In terms of third level education, the district is home to a higher percentage of individuals with a degree or higher qualification than anywhere else, at 30%. The NI average is 23%.


Men in Lisburn & Castlereagh have the joint longest life expectancy (with Ards & North Down) at 78.52 years whilst at 82.06 years, women’s life expectancy is the seventh highest of the 11 districts.

18% of residents have a long-term health problem or disability that limits their daily activities.

The district has an acute hospital (Ulster in Dundonald).


Figures obtained from the Housing Executive’s District Housing Plans for 2014/15 identifies some 2,101 people in the two legacy councils as being in housing stress. This equates to roughly 1.54% of the current population – the third highest of the 11 council areas.

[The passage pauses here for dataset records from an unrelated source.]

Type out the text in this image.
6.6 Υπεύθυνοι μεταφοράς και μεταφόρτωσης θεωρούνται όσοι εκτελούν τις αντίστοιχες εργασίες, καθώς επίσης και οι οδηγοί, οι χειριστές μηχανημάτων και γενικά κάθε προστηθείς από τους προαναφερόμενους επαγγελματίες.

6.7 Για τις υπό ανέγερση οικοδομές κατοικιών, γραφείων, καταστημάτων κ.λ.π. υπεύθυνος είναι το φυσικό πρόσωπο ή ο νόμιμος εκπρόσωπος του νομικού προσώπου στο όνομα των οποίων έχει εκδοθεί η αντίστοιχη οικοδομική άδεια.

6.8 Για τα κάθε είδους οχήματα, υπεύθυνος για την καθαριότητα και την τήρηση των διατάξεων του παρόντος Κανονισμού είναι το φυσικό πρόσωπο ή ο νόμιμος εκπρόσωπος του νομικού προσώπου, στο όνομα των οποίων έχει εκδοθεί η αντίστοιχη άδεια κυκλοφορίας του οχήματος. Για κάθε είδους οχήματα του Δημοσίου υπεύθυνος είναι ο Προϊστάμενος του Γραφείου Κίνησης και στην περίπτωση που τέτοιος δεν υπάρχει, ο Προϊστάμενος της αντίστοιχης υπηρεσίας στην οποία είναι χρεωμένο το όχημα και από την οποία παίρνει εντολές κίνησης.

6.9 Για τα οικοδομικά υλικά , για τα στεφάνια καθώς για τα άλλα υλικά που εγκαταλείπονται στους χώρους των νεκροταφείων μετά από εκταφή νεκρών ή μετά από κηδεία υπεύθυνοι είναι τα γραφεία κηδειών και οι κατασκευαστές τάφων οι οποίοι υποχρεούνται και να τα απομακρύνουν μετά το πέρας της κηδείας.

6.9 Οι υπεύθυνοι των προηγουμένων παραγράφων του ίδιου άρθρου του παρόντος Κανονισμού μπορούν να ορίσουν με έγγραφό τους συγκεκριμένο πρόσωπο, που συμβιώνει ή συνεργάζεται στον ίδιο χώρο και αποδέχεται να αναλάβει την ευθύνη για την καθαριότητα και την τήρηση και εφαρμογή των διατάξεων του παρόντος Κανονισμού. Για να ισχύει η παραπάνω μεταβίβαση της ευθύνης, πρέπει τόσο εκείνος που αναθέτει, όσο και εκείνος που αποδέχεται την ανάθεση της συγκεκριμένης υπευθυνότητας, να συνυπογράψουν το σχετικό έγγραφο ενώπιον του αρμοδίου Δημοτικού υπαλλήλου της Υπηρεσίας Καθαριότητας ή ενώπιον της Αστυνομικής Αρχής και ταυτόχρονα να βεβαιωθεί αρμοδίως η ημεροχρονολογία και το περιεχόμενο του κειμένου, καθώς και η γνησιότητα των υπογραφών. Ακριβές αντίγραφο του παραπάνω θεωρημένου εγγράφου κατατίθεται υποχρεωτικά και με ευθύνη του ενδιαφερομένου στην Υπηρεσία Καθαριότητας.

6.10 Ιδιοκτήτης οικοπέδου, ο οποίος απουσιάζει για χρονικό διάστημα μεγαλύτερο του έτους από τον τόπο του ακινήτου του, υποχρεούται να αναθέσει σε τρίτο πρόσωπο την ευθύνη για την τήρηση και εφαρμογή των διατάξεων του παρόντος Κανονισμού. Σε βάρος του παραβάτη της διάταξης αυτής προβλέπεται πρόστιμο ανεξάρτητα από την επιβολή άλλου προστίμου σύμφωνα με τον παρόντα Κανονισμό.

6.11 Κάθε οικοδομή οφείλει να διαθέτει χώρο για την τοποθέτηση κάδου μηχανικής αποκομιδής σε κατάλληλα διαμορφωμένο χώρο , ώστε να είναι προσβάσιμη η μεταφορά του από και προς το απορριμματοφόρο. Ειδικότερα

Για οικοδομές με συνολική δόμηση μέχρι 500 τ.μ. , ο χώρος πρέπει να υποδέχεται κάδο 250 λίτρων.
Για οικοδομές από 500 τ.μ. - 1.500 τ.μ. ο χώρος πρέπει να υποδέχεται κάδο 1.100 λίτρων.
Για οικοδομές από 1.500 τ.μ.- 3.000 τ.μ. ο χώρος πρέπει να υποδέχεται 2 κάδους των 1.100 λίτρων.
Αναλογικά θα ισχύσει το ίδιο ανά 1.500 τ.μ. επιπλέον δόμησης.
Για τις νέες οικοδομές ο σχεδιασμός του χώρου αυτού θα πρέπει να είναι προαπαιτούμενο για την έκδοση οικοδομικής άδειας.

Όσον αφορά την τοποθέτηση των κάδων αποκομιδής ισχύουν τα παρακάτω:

Boundary changes with Antrim, Banbridge, Craigavon and Belfast may alter this further.

According to the Department of Finance and Personnel, there are currently 1,333 empty houses in the district – 2.33% of the total housing stock.

In terms of private housing, the median sales price of residential properties in the period April 2014/March 2015 in Lisburn was (£124,950) and Castlereagh (£135,000). Castlereagh had the highest median at £135,000 whilst Strabane propped up the list at £80,625.


As well as having access to the M1 and A1 (Belfast to Dublin), the A55 outer ring also passes through the district.

The district is on the main Belfast-Dublin train line.